The city is much prettier than I thought it would be. The Spokane River goes through the city and our hotel sat right on the river. You can tell that in the summer it would be nice to have a drink in the outdoor seating area of the hotel. We walked along the river and crossed one of many bridges to go into downtown Spokane. It’s a sleepy-feeling city compared to the hustle and bustle of Seattle. D told me that I had to see the Davenport Hotel. He described it as a luxurious, old hotel that housed many a foreign dignitary in its day. We got to the Davenport and walked into the lobby and the place took my breath away. I have NEVER seen a hotel so elaborately decorated before. This place looked like one of the many castles I toured in Europe. But this was no castle; it was a hotel that people pay to stay at now. The pictures I’ve posted below really don’t do it justice, the detail of the trim was incredible. And you walked into a room and just felt glowing gold everywhere. We walked around the public areas and looked at historic pictures of when they first opened. After leaving the Davenport, we then walked by a building that is named after Bing Crosby. Apparently he went to college in Spokane (Gonzaga University, a Catholic college) and the city is quite proud of their claim to fame. We also saw an impressive monument to runners. Spokane is home to the annual Bloomsday Run. This 12 kilometer run has boasted more than 60,000 participants (in a single year) in years past. I was told that it was one of the largest races in the United States. So we came across a series of statues in mid run, obviously racing. That was pretty cool.
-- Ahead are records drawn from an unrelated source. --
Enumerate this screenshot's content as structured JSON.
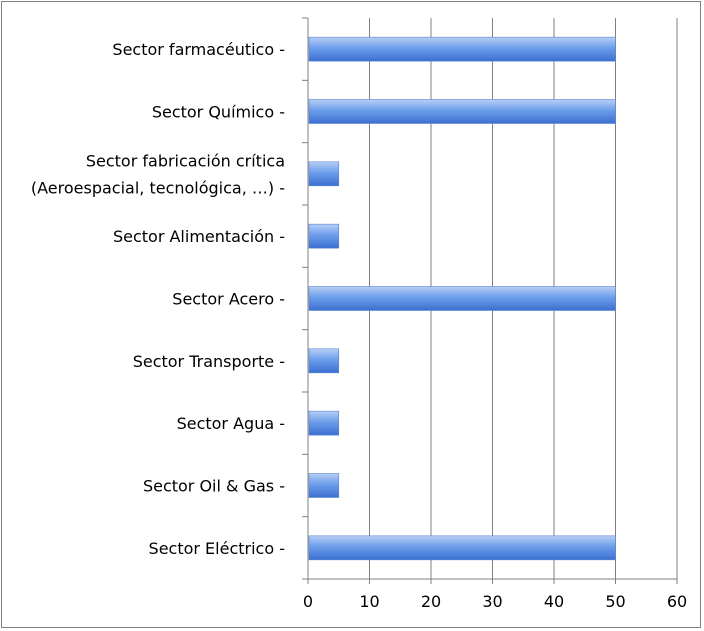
{
  "chart_data": {
    "type": "bar",
    "orientation": "horizontal",
    "categories": [
      [
        "Sector farmacéutico"
      ],
      [
        "Sector Químico"
      ],
      [
        "Sector fabricación crítica",
        "(Aeroespacial, tecnológica, …)"
      ],
      [
        "Sector Alimentación"
      ],
      [
        "Sector Acero"
      ],
      [
        "Sector Transporte"
      ],
      [
        "Sector Agua"
      ],
      [
        "Sector Oil & Gas"
      ],
      [
        "Sector Eléctrico"
      ]
    ],
    "values": [
      50,
      50,
      5,
      5,
      50,
      5,
      5,
      5,
      50
    ],
    "xlim": [
      0,
      60
    ],
    "xticks": [
      0,
      10,
      20,
      30,
      40,
      50,
      60
    ],
    "grid": "vertical",
    "bar_color": "#6d9eeb",
    "bar_color_light": "#b7cff5",
    "bar_color_dark": "#3a6fd0"
  }
}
That evening D was tired so I went to dinner by myself. When researching Spokane earlier in the week I had read something about a restaurant called The Mustard Seed, and we happened to pass it earlier that day so I knew where it was. So I took the rental car (which I could drive, even though I’m not 25 yet, because I’m a state employee…ooh the perks of being a state employee!) and went to dinner alone. It was a nice restaurant that had modern Asian fusion food. I had the Beef and Mushroom. It had several awards posted in its doorways, claiming that Spokane had voted it as best Asian food in several different years and publications. It was very good, but nothing special. Nevertheless, I’m always excited to try local restaurants.
Friday was filled with meetings and we left Spokane in the afternoon, just as cold as when we arrived the previous morning. I’m very glad to have seen a different part of the state and to be so pleasantly surprised at the beauty of the city.